It’s hard to imagine that Tim Harford ever writes a duff word. His new book, Messy, is a pleasure to read. (It’s published in a couple of weeks but The Economist jumped the gun with a review so I’m going to go ahead with mine now.) Messy is closer in spirit to Tim’s Adapt rather than his Undercover Economist or Undercover Economist Strikes Back. It gathers research and stories from several different fields to weave them into the theme of the title, and make the case for appreciating mess and avoiding tidy-mindedness.
For example, early on the book tells the tale of Robert Propst, an engineer (and much else) who created a design for modular office furniture and partitions for the Herman Miller company – working 150 miles away from headquarters. But his innovative design empowering workers to create their own workspaces was subverted by managers who insisted the partitions stick to 90 degree angles to make regimented lines. The cubicle farm was born. “Propst was left to condemn the peversion of his ideas as ‘monolithic insanity’, ‘hellholes’, ‘egg-carton geometry’ and ‘barren, rathole places’. The account is in a chapter about workplaces, where mess is a sign of individual empowerment and creativity, contrasted with tidy centralisation and control. (Tim has an extract on tidy vs messy desks in the FT Magazine.)
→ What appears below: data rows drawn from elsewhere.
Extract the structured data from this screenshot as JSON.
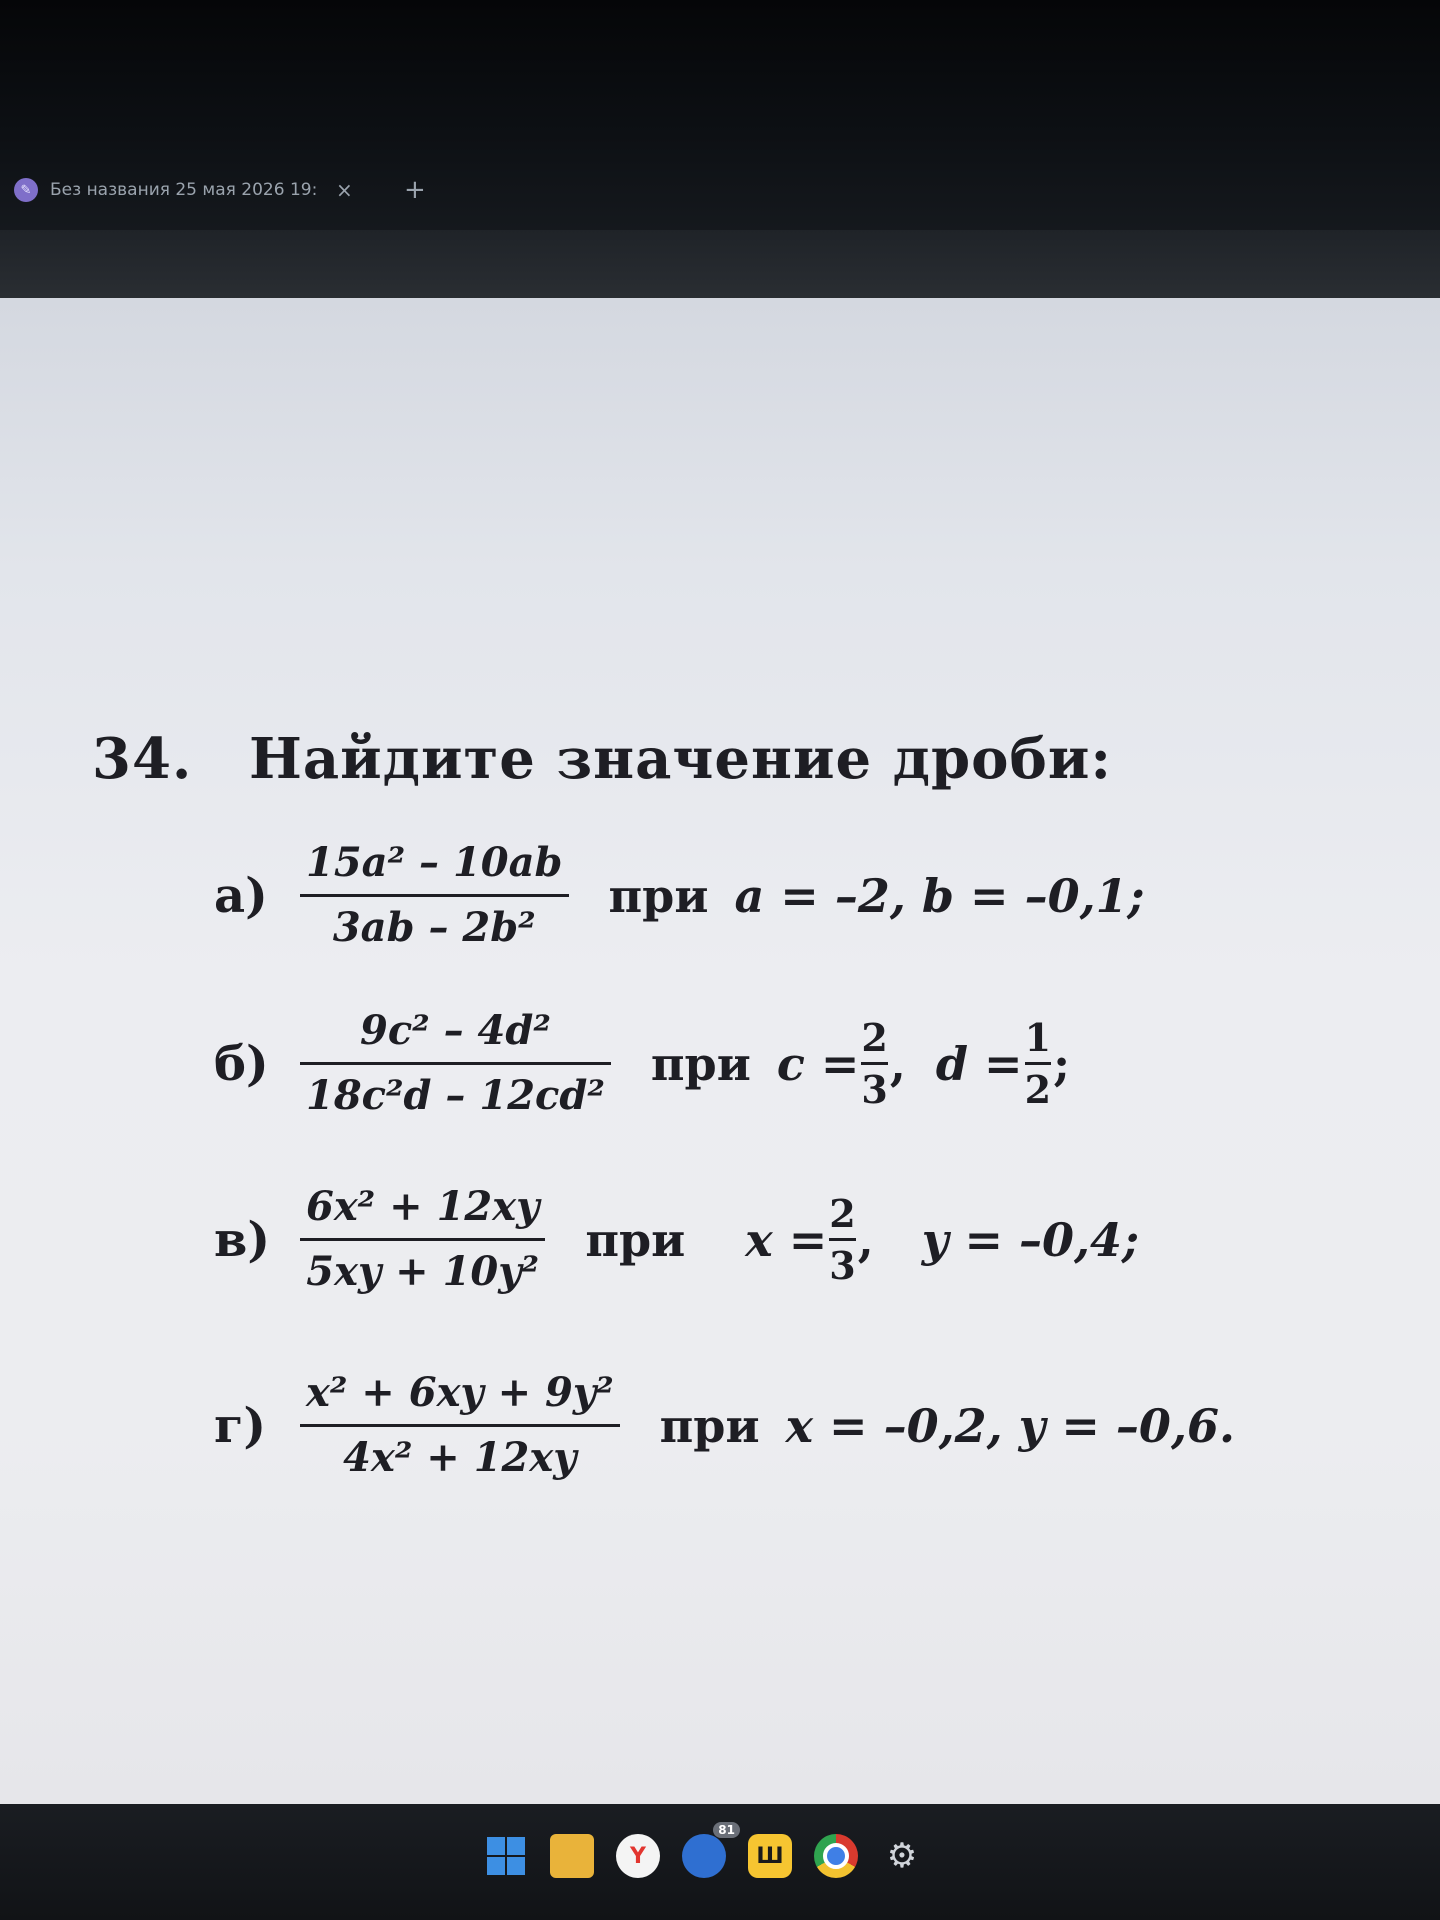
{
  "browser": {
    "tab_title": "Без названия 25 мая 2026 19:",
    "tab_icon": "doc-app-icon",
    "close_glyph": "×",
    "new_tab_glyph": "+"
  },
  "document": {
    "problem_number": "34.",
    "problem_title": "Найдите значение дроби:",
    "items": [
      {
        "label": "а)",
        "numerator": "15a² – 10ab",
        "denominator": "3ab – 2b²",
        "word": "при",
        "condition": "a = –2,  b = –0,1;"
      },
      {
        "label": "б)",
        "numerator": "9c² – 4d²",
        "denominator": "18c²d – 12cd²",
        "word": "при",
        "c_var": "c =",
        "c_num": "2",
        "c_den": "3",
        "sep": ",",
        "d_var": "d =",
        "d_num": "1",
        "d_den": "2",
        "end": ";"
      },
      {
        "label": "в)",
        "numerator": "6x² + 12xy",
        "denominator": "5xy + 10y²",
        "word": "при",
        "x_var": "x =",
        "x_num": "2",
        "x_den": "3",
        "sep": ",",
        "rest": "y = –0,4;"
      },
      {
        "label": "г)",
        "numerator": "x² + 6xy + 9y²",
        "denominator": "4x² + 12xy",
        "word": "при",
        "condition": "x = –0,2,  y = –0,6."
      }
    ]
  },
  "taskbar": {
    "icons": [
      "windows-start-icon",
      "file-explorer-icon",
      "yandex-browser-icon",
      "vpn-icon",
      "russian-app-icon",
      "chrome-icon",
      "settings-gear-icon"
    ],
    "yandex_glyph": "Y",
    "vpn_badge": "81",
    "rus_glyph": "Ш",
    "gear_glyph": "⚙"
  }
}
There are many other accounts of mavericks and independent-minded innovators. The book gives examples from military campaigns, creative contexts (such as Bowie’s reinvention of his music in Berlin), business and nature. I particularly liked the example of the way 18th century scientific foresters in Germany tried to measure the forests using the metric of a Normalbaum, or standardised tree. The idea was to make sense of the messiness of the forest by assigning standard sizes to trees so it would be possible to count how many trees of what dimensions there were, and thus assess the total volume of wood. What happened? “The mess of old forests began to be tidied up. The confusing patchwork of threes of various ages and species was replaced with stands of particular species – the Norway spruce was popular – and of a particular age. The foresters lined up the rows to make the forests easier to survey, to police, and in due course to harvest. Dead trees were felled, rotting hulks dragged away, underbrush cleared. The Normalbaum, once a statistically convenient idealisation of a tree, took physical form.” In the short term this was profitable. In the longer term, it destroyed the ecology of the forests. Yields declined, and the Germans by 1968 had a term for it: Waldsterben or forest death syndrome.It’s a terrific, malign example of performativity.
This chapter, called Incentives, has a number of very nice examples of the perverse effects of targetting, with echoes of the manic modernism described in James Scott’s Seeing Like A State, and of the phenomenon known to economics as risk compensation. I’m not sure I agree with the prescription make it messy as a sure-fire fix. One example in Messy is the blurring of how urban space is divided between vehicles and pedestrians. The early schemes suggest a messy arrangement is safer: people take greater care because they are uncertain. But we don’t know what will happen over time as everybody gets used to the new arrangements. On the other hand, it’s hard to disagree with the idea that children need to be allowed to play in non-sanitised, non-health-and-safetied spaces if they are to ever learn to cope with risk in life.
The common theme in these chapters, which on the face of it seem to gather together a somewhat disaparate set of examples of non-conformism, is the need to design for unpredictability or risk, but also for the fact that people (and trees, and the rest of the natrual world) respond to actions and constraints. It is so hard for decision-makers in any context to realise that they are not social engineers, somehow looking down on the world and able to manipulate it. I entirely agree with this, so recommend Messy. It’s right, it’s a pleasure to read, and it’s out just in time for Christmas.